Ale zanim do tego przejdę, kilka słów wyjaśnienia, bo czytelnicy moi raczej nie znają mnie z harcerskiej strony, a harcerze i instruktorzy mogli mnie przez 8 lat wygnania zapomnieć :)
Moje blogowanie zaczęło się mniej więcej wtedy kiedy zakończyła harcerska przygoda, a trwała ona przez większość mojego życia, bo przez prawie dwadzieścia pięć lat. Przeszedłem wszystkie szczeble – od szeregowego zuszka, przez prowadzenie dwóch drużyn, bycie komendantem obozów, aż po działania na szczeblu centralnym – bycie Komisarzem Zagranicznym ZHP i przeprowadzenie największego projektu mojego życia – reformy ujednolicającej wygląd umundurowania w organizacji. Nigdy nie wstydziłem się tej przeszłości, co więcej zawdzięczam temu ruchowi wszystko co w moim życiu najlepsze – nauczyłem się tam niezliczonych spraw, od tych czysto praktycznych, przez różnego rodzaju umiejętności miękkie takie jak prowadzenie projektów, czy prowadzenie prezentacji aż po system wartości, który wynika bezpośrednio z zasad harcerskich. I stało się tak jak stać się miało – po opuszczeniu organizacji nadal zasady te są mi bliskie, a idea pracy nad sobą i zwalczania własnych słabości ciągle jest obecna w mojej głowie, czego przykład nie raz dawałem tu na blogu. Pisze więc to nie jako po prostu Goo, ale jako harcmistrz Michał Górecki, Harcerz Rzeczpospolitej. W stanie spoczynku. Chwilowo ;)

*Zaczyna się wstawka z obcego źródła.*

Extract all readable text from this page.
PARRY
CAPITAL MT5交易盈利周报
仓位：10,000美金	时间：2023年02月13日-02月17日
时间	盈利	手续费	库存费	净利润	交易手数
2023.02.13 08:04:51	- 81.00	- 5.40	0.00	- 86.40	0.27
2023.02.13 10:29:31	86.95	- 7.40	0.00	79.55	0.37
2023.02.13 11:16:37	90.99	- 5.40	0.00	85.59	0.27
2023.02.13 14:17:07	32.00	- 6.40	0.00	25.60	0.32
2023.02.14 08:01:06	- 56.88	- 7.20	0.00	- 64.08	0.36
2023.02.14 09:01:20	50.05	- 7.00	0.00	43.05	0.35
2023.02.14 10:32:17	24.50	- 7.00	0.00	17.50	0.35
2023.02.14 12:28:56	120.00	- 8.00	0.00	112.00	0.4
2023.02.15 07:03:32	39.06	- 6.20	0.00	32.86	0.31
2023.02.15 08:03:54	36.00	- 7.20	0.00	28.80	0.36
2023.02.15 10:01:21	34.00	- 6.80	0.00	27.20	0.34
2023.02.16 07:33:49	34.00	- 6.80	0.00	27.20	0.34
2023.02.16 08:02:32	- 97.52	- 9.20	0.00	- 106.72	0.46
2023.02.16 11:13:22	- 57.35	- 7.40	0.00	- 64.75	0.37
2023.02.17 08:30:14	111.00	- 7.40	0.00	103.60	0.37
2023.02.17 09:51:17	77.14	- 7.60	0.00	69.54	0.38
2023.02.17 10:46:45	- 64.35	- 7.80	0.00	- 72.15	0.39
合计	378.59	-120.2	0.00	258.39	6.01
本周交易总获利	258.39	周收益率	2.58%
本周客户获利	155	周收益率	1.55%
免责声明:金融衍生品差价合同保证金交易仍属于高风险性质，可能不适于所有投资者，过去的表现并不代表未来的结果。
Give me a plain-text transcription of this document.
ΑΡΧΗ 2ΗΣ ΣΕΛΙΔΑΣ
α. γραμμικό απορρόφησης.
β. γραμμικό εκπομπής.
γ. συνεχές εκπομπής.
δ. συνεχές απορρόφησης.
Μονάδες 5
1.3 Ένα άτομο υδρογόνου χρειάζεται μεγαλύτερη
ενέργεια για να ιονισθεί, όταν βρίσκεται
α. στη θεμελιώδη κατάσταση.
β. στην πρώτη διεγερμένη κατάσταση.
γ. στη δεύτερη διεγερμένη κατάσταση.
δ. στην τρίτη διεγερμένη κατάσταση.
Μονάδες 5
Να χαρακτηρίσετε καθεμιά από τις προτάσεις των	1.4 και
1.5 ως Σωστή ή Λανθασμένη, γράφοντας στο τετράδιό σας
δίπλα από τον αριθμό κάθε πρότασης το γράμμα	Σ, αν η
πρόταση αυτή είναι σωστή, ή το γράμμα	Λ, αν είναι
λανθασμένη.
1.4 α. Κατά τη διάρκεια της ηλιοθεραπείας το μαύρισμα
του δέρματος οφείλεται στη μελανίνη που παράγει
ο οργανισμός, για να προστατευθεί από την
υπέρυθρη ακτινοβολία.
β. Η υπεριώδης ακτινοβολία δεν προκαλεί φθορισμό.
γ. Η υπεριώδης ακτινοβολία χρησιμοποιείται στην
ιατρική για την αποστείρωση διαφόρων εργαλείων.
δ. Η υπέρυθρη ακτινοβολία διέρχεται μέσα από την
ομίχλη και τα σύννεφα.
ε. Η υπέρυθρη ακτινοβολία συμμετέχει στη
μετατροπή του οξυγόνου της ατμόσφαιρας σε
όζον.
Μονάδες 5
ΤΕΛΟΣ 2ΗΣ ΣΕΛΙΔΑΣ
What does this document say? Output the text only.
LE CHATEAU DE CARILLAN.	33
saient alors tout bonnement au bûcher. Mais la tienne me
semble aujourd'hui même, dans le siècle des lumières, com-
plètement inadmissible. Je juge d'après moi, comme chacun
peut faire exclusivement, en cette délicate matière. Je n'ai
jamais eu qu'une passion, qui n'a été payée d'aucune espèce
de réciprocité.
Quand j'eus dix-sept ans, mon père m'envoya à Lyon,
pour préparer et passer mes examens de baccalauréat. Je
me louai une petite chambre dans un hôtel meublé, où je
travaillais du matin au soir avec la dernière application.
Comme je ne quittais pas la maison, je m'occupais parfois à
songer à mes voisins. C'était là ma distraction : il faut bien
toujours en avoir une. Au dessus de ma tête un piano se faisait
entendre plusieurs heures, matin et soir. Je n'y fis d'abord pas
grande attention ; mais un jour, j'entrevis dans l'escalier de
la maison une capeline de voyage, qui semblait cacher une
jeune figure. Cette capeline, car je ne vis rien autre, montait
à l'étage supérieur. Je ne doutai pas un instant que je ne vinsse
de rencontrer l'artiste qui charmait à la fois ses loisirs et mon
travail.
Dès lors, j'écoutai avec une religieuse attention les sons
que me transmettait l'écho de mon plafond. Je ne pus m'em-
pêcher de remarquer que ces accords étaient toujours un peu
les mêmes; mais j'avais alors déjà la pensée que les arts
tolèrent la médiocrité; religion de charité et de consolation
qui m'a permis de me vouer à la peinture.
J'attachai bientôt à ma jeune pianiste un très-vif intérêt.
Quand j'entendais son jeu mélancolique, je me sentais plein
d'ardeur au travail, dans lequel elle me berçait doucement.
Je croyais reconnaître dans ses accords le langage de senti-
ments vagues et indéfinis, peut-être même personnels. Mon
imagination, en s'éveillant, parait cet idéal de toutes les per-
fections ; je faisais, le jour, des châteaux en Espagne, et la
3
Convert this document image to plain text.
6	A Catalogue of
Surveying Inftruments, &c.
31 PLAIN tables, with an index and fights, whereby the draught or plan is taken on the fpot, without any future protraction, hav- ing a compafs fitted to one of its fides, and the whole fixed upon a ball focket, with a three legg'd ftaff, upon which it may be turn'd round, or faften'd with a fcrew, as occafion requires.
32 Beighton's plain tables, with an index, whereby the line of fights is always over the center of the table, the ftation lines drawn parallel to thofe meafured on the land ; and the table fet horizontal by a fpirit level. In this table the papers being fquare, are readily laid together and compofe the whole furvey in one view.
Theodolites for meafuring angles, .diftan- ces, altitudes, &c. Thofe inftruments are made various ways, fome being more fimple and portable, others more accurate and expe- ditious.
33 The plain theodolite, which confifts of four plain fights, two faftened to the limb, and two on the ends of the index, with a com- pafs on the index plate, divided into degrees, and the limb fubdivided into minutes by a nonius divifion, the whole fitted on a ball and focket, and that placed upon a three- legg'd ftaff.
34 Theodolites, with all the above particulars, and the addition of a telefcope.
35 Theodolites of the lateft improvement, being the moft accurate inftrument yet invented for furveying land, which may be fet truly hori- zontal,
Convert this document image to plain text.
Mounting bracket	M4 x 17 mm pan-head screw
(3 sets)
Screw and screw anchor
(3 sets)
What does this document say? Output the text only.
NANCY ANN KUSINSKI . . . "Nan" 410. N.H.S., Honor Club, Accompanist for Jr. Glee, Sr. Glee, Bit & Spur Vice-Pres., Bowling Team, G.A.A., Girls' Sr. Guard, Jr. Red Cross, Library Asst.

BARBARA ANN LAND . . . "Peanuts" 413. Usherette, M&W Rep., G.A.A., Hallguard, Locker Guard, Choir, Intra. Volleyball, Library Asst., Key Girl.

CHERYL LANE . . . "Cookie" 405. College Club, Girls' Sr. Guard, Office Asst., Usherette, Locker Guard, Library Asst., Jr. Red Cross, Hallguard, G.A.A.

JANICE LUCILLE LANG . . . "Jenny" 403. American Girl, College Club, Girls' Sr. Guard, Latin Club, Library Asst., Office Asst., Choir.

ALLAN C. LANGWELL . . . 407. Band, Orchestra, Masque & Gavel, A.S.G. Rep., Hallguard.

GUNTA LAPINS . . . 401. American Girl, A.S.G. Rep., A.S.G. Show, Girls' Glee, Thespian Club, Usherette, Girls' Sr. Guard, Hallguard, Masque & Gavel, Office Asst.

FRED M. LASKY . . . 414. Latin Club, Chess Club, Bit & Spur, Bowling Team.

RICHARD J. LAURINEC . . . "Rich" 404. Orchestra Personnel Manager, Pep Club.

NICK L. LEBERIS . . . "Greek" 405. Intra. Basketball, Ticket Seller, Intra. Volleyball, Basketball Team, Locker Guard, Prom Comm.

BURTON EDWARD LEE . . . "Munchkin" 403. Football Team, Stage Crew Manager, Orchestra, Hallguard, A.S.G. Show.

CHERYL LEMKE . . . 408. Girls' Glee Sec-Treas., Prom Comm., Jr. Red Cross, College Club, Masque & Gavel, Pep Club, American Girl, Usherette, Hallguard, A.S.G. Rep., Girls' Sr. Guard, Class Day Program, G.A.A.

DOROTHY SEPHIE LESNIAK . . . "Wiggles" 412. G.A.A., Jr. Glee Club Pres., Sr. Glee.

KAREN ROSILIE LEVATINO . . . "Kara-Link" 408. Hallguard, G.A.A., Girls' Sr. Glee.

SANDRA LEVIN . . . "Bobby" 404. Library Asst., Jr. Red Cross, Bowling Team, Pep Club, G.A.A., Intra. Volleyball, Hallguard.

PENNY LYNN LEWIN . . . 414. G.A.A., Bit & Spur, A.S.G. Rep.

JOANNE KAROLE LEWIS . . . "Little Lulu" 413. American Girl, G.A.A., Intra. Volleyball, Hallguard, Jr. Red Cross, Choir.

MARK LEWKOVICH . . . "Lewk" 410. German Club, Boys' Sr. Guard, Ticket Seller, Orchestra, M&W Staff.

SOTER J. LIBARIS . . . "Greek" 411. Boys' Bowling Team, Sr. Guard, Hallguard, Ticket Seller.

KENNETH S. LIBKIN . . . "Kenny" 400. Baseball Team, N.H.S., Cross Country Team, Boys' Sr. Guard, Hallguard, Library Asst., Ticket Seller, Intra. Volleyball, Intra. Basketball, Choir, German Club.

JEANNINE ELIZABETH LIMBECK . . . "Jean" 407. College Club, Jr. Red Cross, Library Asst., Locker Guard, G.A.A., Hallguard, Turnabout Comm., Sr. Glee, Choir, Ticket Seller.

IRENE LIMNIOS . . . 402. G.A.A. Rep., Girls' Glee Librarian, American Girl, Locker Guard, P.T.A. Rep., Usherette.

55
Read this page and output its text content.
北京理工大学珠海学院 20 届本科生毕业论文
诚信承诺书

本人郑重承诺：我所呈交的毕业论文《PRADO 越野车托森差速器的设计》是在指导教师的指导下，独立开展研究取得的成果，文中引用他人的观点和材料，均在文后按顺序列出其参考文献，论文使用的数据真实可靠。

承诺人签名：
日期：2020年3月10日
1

Muszę dodać – też nie bez uśmiechu na twarzy – że dyskusja o abstynencji w ZHP to dyskusja na której uczyłem się zasad internetowych dyskusji. To był zawsze jeden z dyżurnych tematów omawianych już u zarania internetu, dlatego też znam chyba wszystkie argumenty i możliwe przebiegi rozmów. Od tych czasów minęło jednak już jakieś 20 (!) lat i mam na to inne spojrzenie – spojrzenie osoby dorosłej, nieco bardziej dojrzałej i mającej te dwie dekady życiowych doświadczeń więcej. A więc do rzeczy.
Dziewięć dróg, jeden zakaz
System harcerskich wartości opierał się zawsze na 10 punktach Prawa Harcerskiego. Prawo to jest zbiorem zasad, które prawdę mówiąc są dość uniwersalne i gdyby spytać dowolnej inteligentnej, porządnej, dorosłej osoby to raczej nie miałaby ona problemu, by zgodzić się z takim właśnie ideałem. Mów prawdę, bądź pogodny i ciesz się życiem, szanuj przyrodę, szanuj innych ludzi. To oczywiście pewne ideały do których należy dążyć, częściej lub rzadziej przez nas łamane, jednak cały trick samorozwoju polegał zawsze na tym, by mieć je z tyłu głowy i o nich pamiętać.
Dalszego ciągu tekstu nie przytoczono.